Mais dans la sphère religieuse chrétienne, elle a progressivement mais sans cesse accepté et défendu des systèmes de domination fondés sur le marché et la propriété privée avec tous les abus et inégalités qu'ils engendrent. Notre Église s'est consacrée à persécuter et à condamner tous les mouvements internes et externes qui prétendent récupérer l'esprit du message évangélique. Il est entièrement dédié à la fabrication de nicodemos ; l'enseignement qu'il donne semble viser à répandre l'idée que Jésus est venu au monde pour que nous priions beaucoup. Jésus appréciait ce que signifie la prière dans la relation de l'homme avec le Père, mais la seule prière qu'il a enseignée à ses disciples était le "Notre Père", et il ne l'a fait que lorsqu'ils lui ont demandé : "apprend-nous à prier" < i>( Luc 11 : 1-4), et c’est aussi une prière communautaire : « Notre Père », très loin de l'esprit individualiste qui encourage la prière « intime et individuelle » prônée par de nombreux prédicateurs actuels. Jésus a enseigné que la relation que Dieu veut avec les humains passe par la relation fraternelle des humains entre eux : aimer tous, amis et ennemis, comme des frères, pardonner les offenses, renoncer à la violence, bénir ceux qui nous maudissent, prier pour ceux qui nous persécutent, partager ce que nous sommes et avons avec ceux qui ont besoin de nous... Bref, sa mission n'était pas d'abord de promouvoir la prière et la dévotion mais l'amour et le service des autres. Il concevait sa mission comme l'accomplissement des prophéties qui annonçaient un Messie libérateur pour les pauvres opprimés.
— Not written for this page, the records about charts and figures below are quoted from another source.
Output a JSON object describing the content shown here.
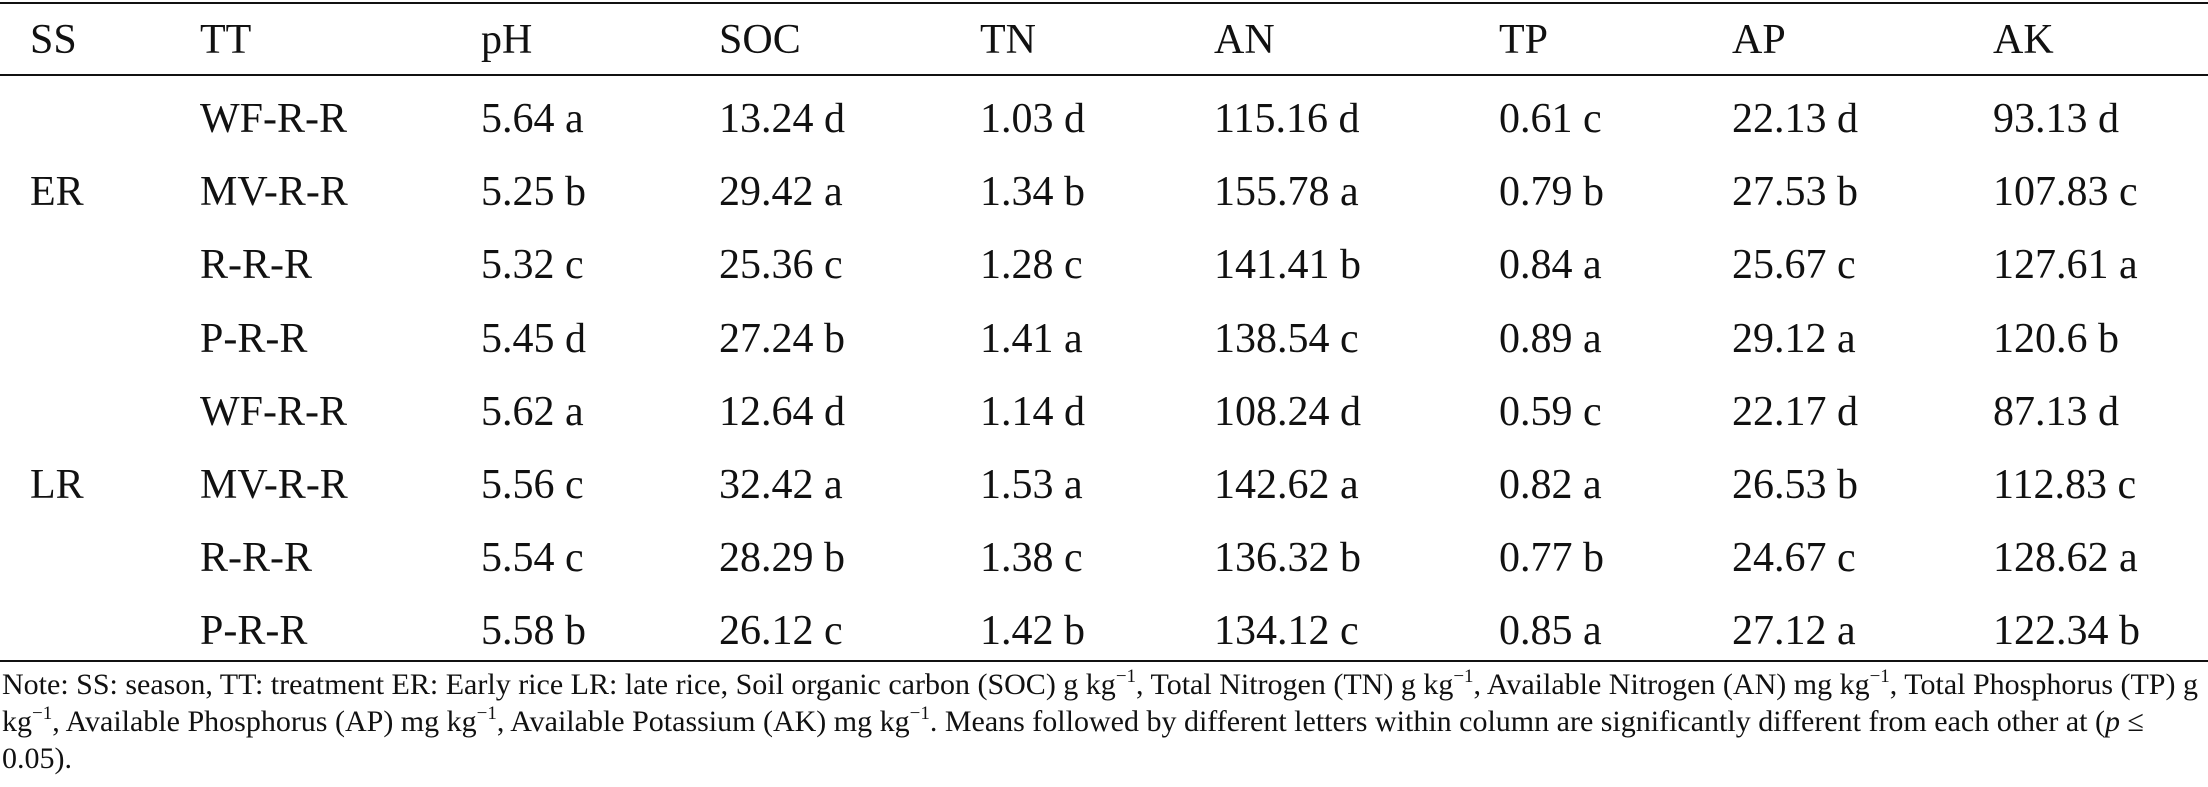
{
  "table": {
    "headers": [
      "SS",
      "TT",
      "pH",
      "SOC",
      "TN",
      "AN",
      "TP",
      "AP",
      "AK"
    ],
    "seasons": [
      "ER",
      "LR"
    ],
    "rows": [
      [
        "WF-R-R",
        "5.64 a",
        "13.24 d",
        "1.03 d",
        "115.16 d",
        "0.61 c",
        "22.13 d",
        "93.13 d"
      ],
      [
        "MV-R-R",
        "5.25 b",
        "29.42 a",
        "1.34 b",
        "155.78 a",
        "0.79 b",
        "27.53 b",
        "107.83 c"
      ],
      [
        "R-R-R",
        "5.32 c",
        "25.36 c",
        "1.28 c",
        "141.41 b",
        "0.84 a",
        "25.67 c",
        "127.61 a"
      ],
      [
        "P-R-R",
        "5.45 d",
        "27.24 b",
        "1.41 a",
        "138.54 c",
        "0.89 a",
        "29.12 a",
        "120.6 b"
      ],
      [
        "WF-R-R",
        "5.62 a",
        "12.64 d",
        "1.14 d",
        "108.24 d",
        "0.59 c",
        "22.17 d",
        "87.13 d"
      ],
      [
        "MV-R-R",
        "5.56 c",
        "32.42 a",
        "1.53 a",
        "142.62 a",
        "0.82 a",
        "26.53 b",
        "112.83 c"
      ],
      [
        "R-R-R",
        "5.54 c",
        "28.29 b",
        "1.38 c",
        "136.32 b",
        "0.77 b",
        "24.67 c",
        "128.62 a"
      ],
      [
        "P-R-R",
        "5.58 b",
        "26.12 c",
        "1.42 b",
        "134.12 c",
        "0.85 a",
        "27.12 a",
        "122.34 b"
      ]
    ]
  },
  "note": {
    "p1": "Note: SS: season, TT: treatment ER: Early rice LR: late rice, Soil organic carbon (SOC) g kg",
    "sup1": "−1",
    "p2": ", Total Nitrogen (TN) g kg",
    "sup2": "−1",
    "p3": ", Available Nitrogen (AN) mg kg",
    "sup3": "−1",
    "p4": ", Total Phosphorus (TP) g kg",
    "sup4": "−1",
    "p5": ", Available Phosphorus (AP) mg kg",
    "sup5": "−1",
    "p6": ", Available Potassium (AK) mg kg",
    "sup6": "−1",
    "p7": ". Means followed by different letters within column are significantly different from each other at (",
    "p_var": "p",
    "p8": " ≤ 0.05)."
  }
}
Cela est oublié et ils veulent nous faire oublier les promoteurs de cultes de prière comme l'inquisiteur Domingo de Guzmán, initiateur de la dévotion du "Saint Chapelet", ou Ignacio Larrañaga, promoteur des "ateliers de prière", ou les organisateurs d'adorations nocturnes ou perpétuel. Il est temps que quelqu'un dans l'Église ose dire que ces gens sont de simples nicodèmes qui conduisent d'autres nicodèmes ou, comme le dit Jésus : «des aveugles qui conduisent d'autres aveugles». Jésus ne se sent seul dans aucun tabernacle en espérant qu'ils l'y accompagneront avec des prières. Là où il veut être accompagné et recevoir la solidarité, c'est chez les personnes opprimées et nécessiteuses, par exemple à Cañada Real, où aux difficultés et aux privations qu'elles ont subies s'est ajoutée, il y a deux ans, la coupure de l'électricité par des personnes qui Ils semble beaucoup prier.

Ce personnel abandonné, et d'autres semblables dans d'autres parties du pays, et plusieurs millions de personnes dans de vastes régions de la planète sont l'homme volé et blessé qui présente la parabole du Bon Samaritain. Jésus valorisait la solidarité du Samaritain plus que la dévotion du prêtre et du Lévite qui venaient prier dans le Temple et passaient en laissant de côté les nécessiteux. Si nous nous concentrons sur les dévotions et les cultes abandonnant les victimes du système et ne faisons rien pour changer ce système, cela signifie que nous n'avons rien appris de l'Évangile et que nous continuons, comme Nicodème, piégés dans la tradition religieuse déformée de notre société injuste . Si nous voulons être de vrais disciples de Jésus de Nazareth, nous devons nous efforcer de surmonter les schémas mentaux qui nous obligent à respecter ce qui est socialement établi, surmonter le syndrome de Nicodème, ce que Jésus appelait "être né de nouveau" .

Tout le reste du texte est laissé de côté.